- El choque atmosférico perfecto
La devastadora tromba que golpeó a Ébano y parte de la Huasteca Potosina no fue producto de la casualidad. Especialistas en meteorología explicaron que este fenómeno se originó por una combinación extrema de calor, humedad e inestabilidad atmosférica, condiciones que convierten a la región en terreno propicio para tormentas severas.
Los expertos señalaron que la Huasteca Potosina acumuló temperaturas intensas durante el día, provocando que el aire cercano al suelo se calentara y ascendiera con gran fuerza. Al mismo tiempo, ingresó aire frío y húmedo proveniente del Golfo de México, generando un choque violento de masas de aire.
Ese fenómeno provocó la formación de enormes nubes de tormenta conocidas como cumulonimbus, capaces de desarrollar fuertes ráfagas de viento, granizadas y trombas terrestres.

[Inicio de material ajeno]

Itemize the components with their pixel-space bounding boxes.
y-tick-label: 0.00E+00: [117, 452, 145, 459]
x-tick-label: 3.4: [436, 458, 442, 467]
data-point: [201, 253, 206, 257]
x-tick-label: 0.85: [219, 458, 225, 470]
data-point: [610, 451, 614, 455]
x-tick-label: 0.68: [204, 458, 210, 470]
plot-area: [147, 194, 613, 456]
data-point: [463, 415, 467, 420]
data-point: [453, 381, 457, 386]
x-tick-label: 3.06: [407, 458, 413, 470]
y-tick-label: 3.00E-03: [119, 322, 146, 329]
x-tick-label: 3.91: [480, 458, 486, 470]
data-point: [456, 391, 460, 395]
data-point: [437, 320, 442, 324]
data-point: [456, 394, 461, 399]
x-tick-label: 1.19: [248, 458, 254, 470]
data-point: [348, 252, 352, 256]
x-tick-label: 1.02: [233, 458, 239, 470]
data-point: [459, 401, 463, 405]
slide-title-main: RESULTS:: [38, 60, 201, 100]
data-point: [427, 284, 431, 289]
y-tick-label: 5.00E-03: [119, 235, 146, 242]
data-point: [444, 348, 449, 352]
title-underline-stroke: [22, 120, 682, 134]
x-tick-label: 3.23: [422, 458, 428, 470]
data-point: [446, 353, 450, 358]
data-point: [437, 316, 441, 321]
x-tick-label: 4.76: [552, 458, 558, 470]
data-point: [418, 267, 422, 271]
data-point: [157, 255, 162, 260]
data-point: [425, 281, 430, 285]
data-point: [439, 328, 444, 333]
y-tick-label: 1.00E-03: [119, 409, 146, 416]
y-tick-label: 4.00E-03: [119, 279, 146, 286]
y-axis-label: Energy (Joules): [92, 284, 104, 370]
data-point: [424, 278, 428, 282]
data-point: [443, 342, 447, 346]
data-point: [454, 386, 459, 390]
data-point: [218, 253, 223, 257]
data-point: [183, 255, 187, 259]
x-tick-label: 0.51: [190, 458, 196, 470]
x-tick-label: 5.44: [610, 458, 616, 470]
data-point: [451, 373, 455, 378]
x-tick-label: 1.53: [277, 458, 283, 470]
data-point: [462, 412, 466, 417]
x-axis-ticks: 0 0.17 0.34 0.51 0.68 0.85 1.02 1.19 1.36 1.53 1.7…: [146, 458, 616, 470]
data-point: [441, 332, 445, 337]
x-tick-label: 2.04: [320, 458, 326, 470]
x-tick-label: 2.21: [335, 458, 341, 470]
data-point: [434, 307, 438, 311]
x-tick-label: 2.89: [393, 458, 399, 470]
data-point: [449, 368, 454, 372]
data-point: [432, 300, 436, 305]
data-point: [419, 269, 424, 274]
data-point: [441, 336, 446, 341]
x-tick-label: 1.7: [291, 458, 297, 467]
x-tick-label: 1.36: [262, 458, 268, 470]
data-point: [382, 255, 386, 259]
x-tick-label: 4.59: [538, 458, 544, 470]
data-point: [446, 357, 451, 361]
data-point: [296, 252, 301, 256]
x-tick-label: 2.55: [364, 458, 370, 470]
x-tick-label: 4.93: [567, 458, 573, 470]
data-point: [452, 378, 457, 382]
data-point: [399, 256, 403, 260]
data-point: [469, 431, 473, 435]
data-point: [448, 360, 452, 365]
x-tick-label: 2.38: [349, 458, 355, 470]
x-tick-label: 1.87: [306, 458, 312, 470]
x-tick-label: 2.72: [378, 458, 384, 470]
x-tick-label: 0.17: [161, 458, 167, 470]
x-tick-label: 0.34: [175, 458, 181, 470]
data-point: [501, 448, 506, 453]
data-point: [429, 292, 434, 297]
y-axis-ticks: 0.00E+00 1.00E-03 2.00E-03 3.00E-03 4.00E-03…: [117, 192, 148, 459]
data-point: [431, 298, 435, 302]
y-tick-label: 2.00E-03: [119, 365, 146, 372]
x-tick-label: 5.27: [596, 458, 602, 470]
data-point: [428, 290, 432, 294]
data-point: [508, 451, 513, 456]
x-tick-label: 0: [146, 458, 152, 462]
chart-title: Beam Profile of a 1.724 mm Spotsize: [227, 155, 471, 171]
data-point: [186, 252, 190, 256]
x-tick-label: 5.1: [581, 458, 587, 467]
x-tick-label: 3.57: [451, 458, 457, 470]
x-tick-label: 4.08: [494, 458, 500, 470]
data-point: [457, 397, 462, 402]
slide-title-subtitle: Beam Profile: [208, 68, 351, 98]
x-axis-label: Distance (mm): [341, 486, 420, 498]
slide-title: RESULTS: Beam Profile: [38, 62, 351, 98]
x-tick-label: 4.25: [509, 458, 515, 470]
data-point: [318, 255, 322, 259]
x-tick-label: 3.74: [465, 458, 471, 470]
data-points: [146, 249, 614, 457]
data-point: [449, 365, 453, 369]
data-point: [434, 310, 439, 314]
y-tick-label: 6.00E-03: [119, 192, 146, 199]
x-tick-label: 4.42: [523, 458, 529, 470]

Granizo con fuerza destructiva
Meteorólogos también explicaron que el granizo gigante reportado en municipios de la Huasteca Norte se formó debido a corrientes de aire extremadamente potentes dentro de la tormenta.
Las partículas de hielo permanecieron suspendidas durante largo tiempo dentro de las nubes, subiendo y bajando repetidamente mientras acumulaban capas de agua congelada. Cuando el peso se volvió demasiado grande, el granizo cayó con fuerza destructiva sobre viviendas, vehículos y cultivos agrícolas, dejando severos daños en la región.